We have relatively free reign here, these huge sacks of blubber looking akin to a person wrapped tightly in a sleeping bag lay often in clusters moving only momentarily to burp or fart; such an enviable life. The breeding and foraging season has passed, most of the large males have moved from these shores leaving the colony to lapse into sloth. And burp and fart. This flatulent symphony develops into a comic force, entire bodies tense and pulse for one unimaginably heroic seizure to push out some air often in some vague sense of timing with another; and so music is made. But there’s no Orcas here either so we bid farewell to the symphony of lethargic delights and onto a life more active. 

Journeying up the coast we stop at numerous viewpoints to look from a short distance down to Sea Lions and penguins, the diversity of life laid out for us in slow evolution as we venture north. The penguins are a highlight here, the Magellanic Penguins are small and unsurprisingly adorable in their cute awkwardness. On a platform near some nests a couple of penguins make the journey up the small hill to parade right before us, clearly they’re used to humans and really couldn’t care less. Gorgeous, but they’re not Orcas.



Final stop, Punta Norte is the northern tip of the peninsular where the wild of the ocean sweeps around the most outreaching point of land. Walking to the beach is full of anticipation, this is the prime Orca haven. What it is also a haven for it seems is pretty much everything else, Penguins, Sea Lions, Elephant Seals, Cormorants, Great Egrets and who knows what else, the beach is littered with a hodge-podge menagerie of wildlife. The noise is the big thing here, bleats from the seal calves, gutteral roars from the Sea Lion males, sirens from the females and of course farts from the Elephant Seals all boom up from the beach at high volume. 

Punta Norte is a sight to behold, it’s just been calving season for the Sea Lions and the social activity is a frenzy of noise and energy. There’s nothing to do but look on and listen to the music, all except for the poor Elephant Seals who always seem to be a little out of tune. We pile back into the car quite exhausted and thoroughly satisfied. We haven’t been privileged with an Orca but we have been privileged none the less. We’ve seen an array of great wildlife but the privilege doesn’t stop there, it’s a good reminder that the Orca doesn’t really matter. On the verge of one of humankind’s most common errors we were looking for the forest but all we were seeing were trees.  

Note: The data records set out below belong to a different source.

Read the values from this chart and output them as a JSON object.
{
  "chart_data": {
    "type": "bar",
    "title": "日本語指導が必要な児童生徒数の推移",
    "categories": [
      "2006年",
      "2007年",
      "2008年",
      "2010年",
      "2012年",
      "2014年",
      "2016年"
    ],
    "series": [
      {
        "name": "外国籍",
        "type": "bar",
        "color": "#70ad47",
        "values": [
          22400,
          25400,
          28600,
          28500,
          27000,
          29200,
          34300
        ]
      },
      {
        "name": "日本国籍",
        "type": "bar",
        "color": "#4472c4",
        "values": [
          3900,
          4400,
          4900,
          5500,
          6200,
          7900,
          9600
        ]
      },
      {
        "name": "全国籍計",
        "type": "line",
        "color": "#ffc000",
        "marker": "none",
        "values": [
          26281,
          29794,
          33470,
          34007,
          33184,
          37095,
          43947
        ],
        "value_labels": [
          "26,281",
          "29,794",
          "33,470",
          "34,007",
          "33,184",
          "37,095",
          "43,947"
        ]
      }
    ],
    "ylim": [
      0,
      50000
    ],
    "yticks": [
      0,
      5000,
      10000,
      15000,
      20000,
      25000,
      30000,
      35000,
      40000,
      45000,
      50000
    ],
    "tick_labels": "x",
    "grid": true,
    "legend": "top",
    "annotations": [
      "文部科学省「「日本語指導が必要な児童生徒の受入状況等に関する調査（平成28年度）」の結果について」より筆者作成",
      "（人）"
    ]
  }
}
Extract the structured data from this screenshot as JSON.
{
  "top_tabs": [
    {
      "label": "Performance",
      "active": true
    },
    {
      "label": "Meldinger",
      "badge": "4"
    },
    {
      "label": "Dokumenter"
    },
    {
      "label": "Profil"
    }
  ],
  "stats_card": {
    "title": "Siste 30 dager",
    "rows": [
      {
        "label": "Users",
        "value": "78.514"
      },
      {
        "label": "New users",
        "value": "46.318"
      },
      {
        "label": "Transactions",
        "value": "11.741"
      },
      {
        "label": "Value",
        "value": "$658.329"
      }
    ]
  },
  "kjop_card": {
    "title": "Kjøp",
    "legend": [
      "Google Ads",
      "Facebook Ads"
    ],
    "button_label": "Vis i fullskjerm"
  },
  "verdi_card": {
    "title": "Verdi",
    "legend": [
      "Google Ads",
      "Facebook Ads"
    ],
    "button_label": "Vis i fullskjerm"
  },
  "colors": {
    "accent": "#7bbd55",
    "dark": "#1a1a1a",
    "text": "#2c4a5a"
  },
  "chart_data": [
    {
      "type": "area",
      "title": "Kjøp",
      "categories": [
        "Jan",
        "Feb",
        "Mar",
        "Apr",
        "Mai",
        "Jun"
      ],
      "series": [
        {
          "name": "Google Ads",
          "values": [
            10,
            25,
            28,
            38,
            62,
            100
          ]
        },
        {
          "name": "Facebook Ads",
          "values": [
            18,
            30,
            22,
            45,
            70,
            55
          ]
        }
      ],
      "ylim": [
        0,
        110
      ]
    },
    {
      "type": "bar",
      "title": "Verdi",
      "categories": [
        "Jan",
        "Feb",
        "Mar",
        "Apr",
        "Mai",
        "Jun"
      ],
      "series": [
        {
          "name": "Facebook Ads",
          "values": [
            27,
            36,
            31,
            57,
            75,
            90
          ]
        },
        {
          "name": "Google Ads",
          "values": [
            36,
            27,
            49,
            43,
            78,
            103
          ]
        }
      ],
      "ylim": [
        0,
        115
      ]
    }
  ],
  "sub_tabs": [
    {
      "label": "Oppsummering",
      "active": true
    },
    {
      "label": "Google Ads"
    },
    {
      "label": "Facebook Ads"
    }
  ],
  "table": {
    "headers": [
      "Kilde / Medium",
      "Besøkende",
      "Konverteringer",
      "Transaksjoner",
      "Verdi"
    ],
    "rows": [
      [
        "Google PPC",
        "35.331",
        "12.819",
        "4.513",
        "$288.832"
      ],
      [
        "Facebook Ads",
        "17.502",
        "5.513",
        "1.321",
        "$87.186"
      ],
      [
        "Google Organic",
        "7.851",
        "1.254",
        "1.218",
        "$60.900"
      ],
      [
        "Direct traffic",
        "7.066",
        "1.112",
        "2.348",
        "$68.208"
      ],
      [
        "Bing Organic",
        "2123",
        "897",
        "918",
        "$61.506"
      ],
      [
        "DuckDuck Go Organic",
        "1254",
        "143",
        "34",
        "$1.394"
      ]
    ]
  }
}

As the saying might go, we couldn’t see the Orcas for the Seals, but we could see, we could see everything that we could hope to see. The Orcas retain the mystery and romance that our current perspectives imbue and maybe thats better. One day we might see an Orca, but what’s next in the queue of unappeasable disappointment? We will eternally have an Orca to chase, something out of reach; whether we saw an Orca or not makes little difference in this chase for the etherial. Must we inherently chase things based on their unattainability or should the chase be based on what we need? It seems we had the saying wrong and we’re glad we were able to see the seals for the Orcas.